The memorial in Martin Place is staggering. Such sadness though #sydneysiegepic.twitter.com/vC4b95leXI

— Daz (@Dollar1075) December 16, 2014

A video has emerged from the scene of the horrifying incident filmed by the gunman who had been granted bail despite links to a previous murder. He had brought an Islamic State flag and clips showed captors in the café voicing his demands.

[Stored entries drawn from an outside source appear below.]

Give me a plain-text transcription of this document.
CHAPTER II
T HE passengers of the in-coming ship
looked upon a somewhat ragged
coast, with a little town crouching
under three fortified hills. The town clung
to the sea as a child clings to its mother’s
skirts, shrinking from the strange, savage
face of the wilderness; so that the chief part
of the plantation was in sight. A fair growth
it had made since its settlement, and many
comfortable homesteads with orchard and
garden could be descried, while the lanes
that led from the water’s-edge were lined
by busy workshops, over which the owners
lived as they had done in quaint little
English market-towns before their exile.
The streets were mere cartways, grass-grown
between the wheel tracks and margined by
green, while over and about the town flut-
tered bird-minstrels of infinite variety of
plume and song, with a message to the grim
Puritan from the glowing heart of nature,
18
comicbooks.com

Deputy Police Commissioner Catherine Burn confirmed that Monis had a “serious history of criminal offences and a history of violence,” reported AFP.

Monis instigated the incident, taking 17 hostages early Monday. Five managed to flee over the course of the ordeal, while it emerged after armed police stormed the building that the two hostages had been killed and four others injured.

READ MORE: Dramatic escape: #SydneySiege hostages run for freedom (PHOTOS, VIDEO)


“Two women have been taken to hospital with non-life threatening injuries, while a male police officer suffered a non-life threatening wound to his face from gunshot pellets and was taken to hospital,”
a New South Wales police statement said.

“Another woman has been taken to hospital with a gunshot wound to her shoulder. A 35-year-old woman was taken to hospital as a precaution.”